The issue with your whole "organic progression" argument is that some skills take much longer than a single game to develop.  For example, I can jump into just about any PC FPS and do very well because of the skills I've already developed.  However, the only way to develop those skills is a bunch of time committed to doing so.  One game isn't enough.  If certain parts of the game require that sort of skill, it's going to be very difficult for a new player to overcome it, period.  However, that game's never going to be challenging to me without parts like that.

Likewise, the correct thinking required to solve a lot of Zelda puzzles takes many games to develop.  I struggled with certain Ocarina of Time puzzles a lot when I first started, and I'd give up until my older brother got through them on his save.  My point is, some things aren't learnable in the span of a single game if it's going to be even remotely challenging to seasoned players.

Now, that said, Nintendo has been addressing this lately by making all the challenging parts optional (stars past 60 in SMG, Cave of Ordeals in Twilight Princess).  The other way to do this, of course, is to go the route they're choosing now.  I don't think you're right in that the whole organic progression is good enough on its own.  Because, it's impossible to address the issues of every player through it.  What the developer may think should be easy for everyone, or at least straightforward may not work for some.  By having it play for them, it makes sure its impossible for players to become frustrated very early on, and give up before the game gets started.  In my experience, the first big area where people give up is in the first 5-10 minutes of each new game concept because they simply can't understand it.  Again, this makes sure that doesn't happen.


Condensed: The whole organic progression thing is imperfect because it ignores skills that need to be built up over multiple games (adjusting to a camera in 3D games, FPS controls, etc.) and because it can't account for all new players issues.  This idea of Nintendo complements it by making sure the game never becomes so frustrating that it's no longer fun (where that is for you, me, and someone else is entirely different).

To me, any game that requires the player to have mastered certain skills before they start playing the game suffers from massive design flaws. Just because many, many games suffer from this flaw, it does not mean that games must have that weakness. Take your own example of the FPS genre; the early 3D shooters like Wolfenstein and Doom were deliberately designed to accomodate people who hadn't played such titles before (i.e. everyone) in the easier difficulty settings: you started out with just one weapon, the beginning area had wide spaces with zero enemies (so you could adjust to moving in 3D at your own pace), the first few levels had several powerups and only a few, weak enemies, etc. It gave you plenty of chances to develop the necessary skills as time went on, with tougher enemies/specialized weapons/hazards/narrower corridors being introduced gradually, until by the end of the third chapter you were pretty darn good at the whole thing.

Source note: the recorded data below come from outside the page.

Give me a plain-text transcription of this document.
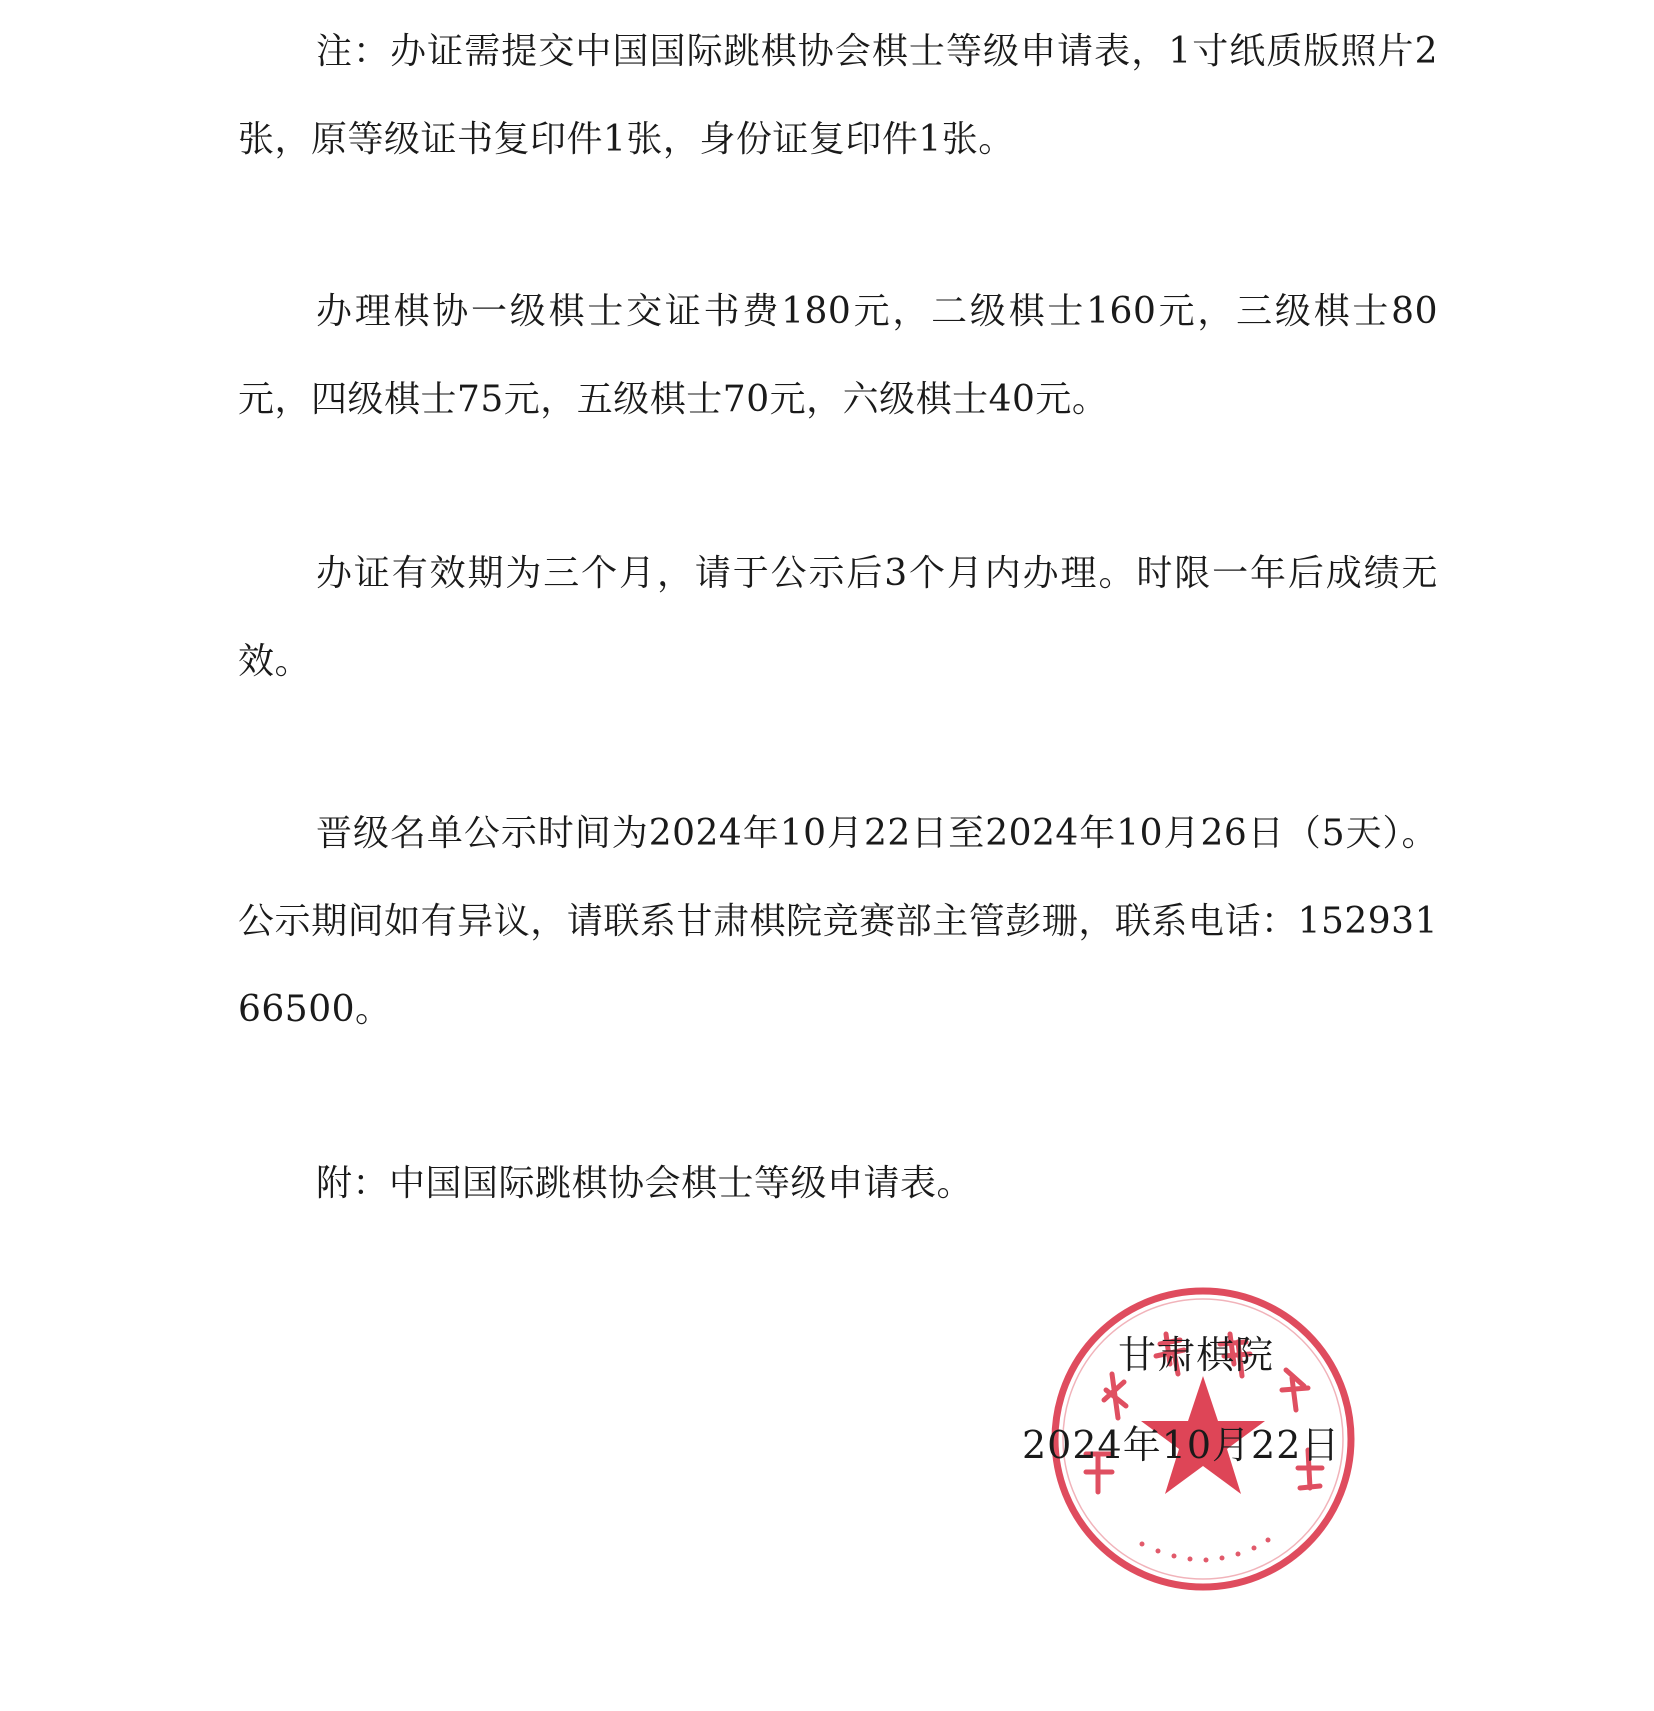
注：办证需提交中国国际跳棋协会棋士等级申请表，1寸纸质版照片2张，原等级证书复印件1张，身份证复印件1张。

办理棋协一级棋士交证书费180元，二级棋士160元，三级棋士80元，四级棋士75元，五级棋士70元，六级棋士40元。

办证有效期为三个月，请于公示后3个月内办理。时限一年后成绩无效。

晋级名单公示时间为2024年10月22日至2024年10月26日（5天）。公示期间如有异议，请联系甘肃棋院竞赛部主管彭珊，联系电话：15293166500。

附：中国国际跳棋协会棋士等级申请表。

甘肃棋院

2024年10月22日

BUT at the same time the games let experienced players test themselves from the get-go: they could hunt out the secret areas that were scattered even in the first levels (and required a good grasp on the game mechanics to discover), they could pick a higher difficulty level and thus encounter tough enemies from the start (including ones that always respawned...*shudder*). In fact, if you go back and replay those games at the higher difficulties today, you'll find that despite mastering more advanced FPS skills, those games are still incredibly tough to beat.

I strongly disagree that the organic difficulty approach is in any way impossible to achieve: I think it's sloppy for designers if they can't accomodate the full range of skill levels (note: I didn't say it was "easy" to do). My perfect example of this is Super Metroid, which introduced players to several new skills that they needed to master just to beat the game (speed burst, wall jumps, bomb jumps, etc. etc.), but which always did so in a controlled manner: the wall jump, for instance, was the only way to get out of the pit where you find those alien monkeys, but those monkeys show you what to do, and that entire area is designed to be a safe and easy place to practice that maneuver. It even accomodates different skill levels: novices need only do two in a row to escape (the most you'll ever need in the game), while experts can do up to seven in a row to reach the Power Bomb at the top of the shaft. Either way, the game took a few minutes to show you a new move, and gave you the time and place to learn how to use it (thus letting the developers re-use that skill later in the game, adding extra challenge). That's the type of process I want to see from more games.

I understand what you're getting at in your third paragraph, and I agree that that's a problem that needs to be solved. I just don't think this is the way to go about it. "Show me how and let me practice" seems to me to be the better route: think of World 1 in Super Mario Bros., with its weak enemies and easy jumps, and how its four levels each build on what came earlier, but also introduce new elements. And then think of how experienced players can skip to the later, tougher parts (via the Warp Pipes) because they no longer need to practice those skills; they're good enough for World 8, so off to World 8 they go! By contrast, a player who keeps auto-playing out of World 1 is probably never going to be prepared for World 2, let alone 8, so what are they going to do when they get to the next tough part? I'd imagine they're going to have to resort to this feature more and more, so by the end they're just watching instead of playing. That's not fun for anyone, so why would you keep playing? THAT'S what I'm afraid of.